治療師から診療結果が告げられた。重度のストレスと睡眠不足、諸々の疲れが原因だと語られた。心と体のエネルギーがなかり弱っているのが見えるらしい。
アランと顔を合わせる度に傷つけられ抉られていく心が悲鳴を上げていたのだ。それがストレスになって少しずつ体内に蓄積されていき、アランのあの言葉が私の体と精神に止めを刺したようだ。
アランとの接触は私が思っている以上に自分自身を害していた事に気が付く。
倒れるまでそれに気が付かないふりをしていたのかもしれない。
このままではいけない。再び同じことを起こせば、ベルカやロディに心配をかけてしまう。今も心配して私の傍にいてくれる二人に、これ以上辛い表情はさせたくない。
「では、2日後また往診に来ます。
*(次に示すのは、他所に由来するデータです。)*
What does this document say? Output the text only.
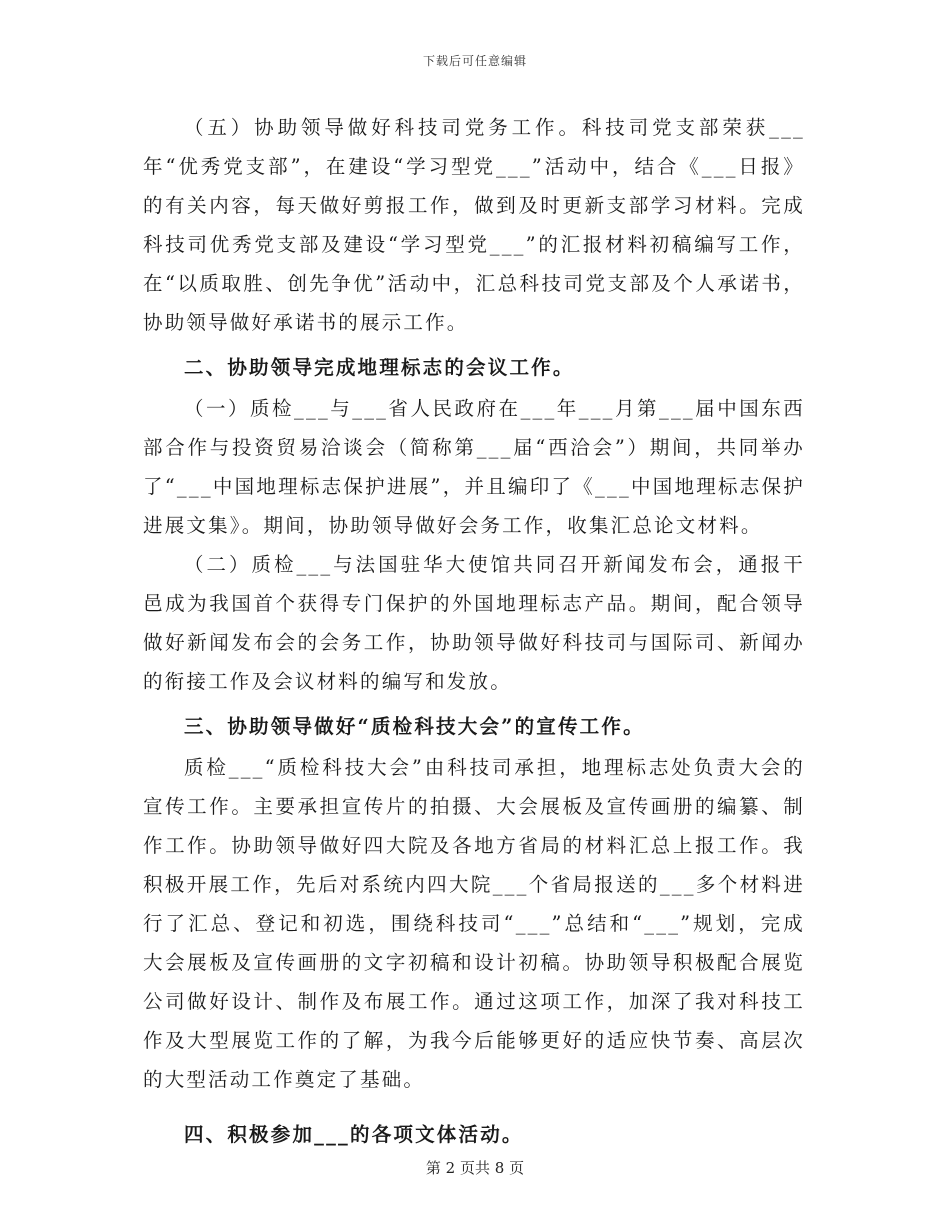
下载后可任意编辑

（五）协助领导做好科技司党务工作。科技司党支部荣获___年“优秀党支部”，在建设“学习型党___”活动中，结合《___日报》的有关内容，每天做好剪报工作，做到及时更新支部学习材料。完成科技司优秀党支部及建设“学习型党___”的汇报材料初稿编写工作，在“以质取胜、创先争优”活动中，汇总科技司党支部及个人承诺书，协助领导做好承诺书的展示工作。

二、协助领导完成地理标志的会议工作。

（一）质检___与___省人民政府在___年___月第___届中国东西部合作与投资贸易洽谈会（简称第___届“西洽会”）期间，共同举办了“___中国地理标志保护进展”，并且编印了《___中国地理标志保护进展文集》。期间，协助领导做好会务工作，收集汇总论文材料。

（二）质检___与法国驻华大使馆共同召开新闻发布会，通报干邑成为我国首个获得专门保护的外国地理标志产品。期间，配合领导做好新闻发布会的会务工作，协助领导做好科技司与国际司、新闻办的衔接工作及会议材料的编写和发放。

三、协助领导做好“质检科技大会”的宣传工作。

质检___“质检科技大会”由科技司承担，地理标志处负责大会的宣传工作。主要承担宣传片的拍摄、大会展板及宣传画册的编纂、制作工作。协助领导做好四大院及各地方省局的材料汇总上报工作。我积极开展工作，先后对系统内四大院___个省局报送的___多个材料进行了汇总、登记和初选，围绕科技司“___”总结和“___”规划，完成大会展板及宣传画册的文字初稿和设计初稿。协助领导积极配合展览公司做好设计、制作及布展工作。通过这项工作，加深了我对科技工作及大型展览工作的了解，为我今后能够更好的适应快节奏、高层次的大型活动工作奠定了基础。

四、积极参加___的各项文体活动。

第 2 页共 8 页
それまで安静にしてください」
「はい。ありがとうございます」
そう言われた私は、これからどうすればいいのか考えを巡らせていたが結局、よく分からなくなっていた。治療師が部屋から出て行くのをベッドの上で見送ると次第に睡魔に襲われて行った。
治療師の施術には患者が体を休められるように睡眠効果もあるのだと聞いた事がある。次第に私は深い眠りに落ちて行った。
その後、目を覚ました私はベルカによってある事実を知らされた。
彼女の話によると、真っ青になって倒れた私に、真っ先に駆け寄り、ベッドまで運んでくれたのはロディだという事実を知った。
後でお礼をいわないと…。その後様子を見に私の部屋にやって来た彼にお礼を言うと彼をひどく恐縮させてしまって、結局、それはそれで申し訳ない事をしたと思ってしまった。
それから彼は、私の安静期間中ずっと、忙しい仕事の合間を見て様子を見に来てくれた。ベルカは彼の仕事を心配して彼が来る度に小言を言っていたが、いつも穏やかな物腰の彼は殺伐としている私の心に安心を与えてくれる存在だった。彼に小言を言っているベルカとそれを笑顔でかわすロディのやり取りはいつも見ていて面白しろい。素の自分で笑っていられたのだった。
結婚後一度も笑いかけられず会話らしい会話もない。アランの出迎えは彼自身によって禁止させられ、食事も別にされた。そのため彼に会う事は、ほぼなくなってしまった。それでも、婚前契約書にある通り、跡取りはもうけないといけない。
婚姻関係にある以上嫌でもアレンとの行為は拒めないのだ。
月に二回、義務的な行為を行い、それが終わると無言で出ていく。そんなアランの態度は変わる事はなかった。
記憶が戻る前の、アランに強く恋い焦がれている状態のままだったなら、これまでの散々な仕打ちに心が壊れていたかもしれない。
プラス25歳経験値がある分、打たれ強くなっているのだろう。何とか自我は保っていた。
でも時々、突然ボロボロと泣きだしてしまうのは私の意識ではない。純粋にアランを強く想い続けているソフィアの意識がそうさせているように思う。
後どれくらいこんな生活が続くのだろう。漠然とした不安が襲い掛かってくる。
しかし、それから三か月後の事だった。私はめでたく懐妊した。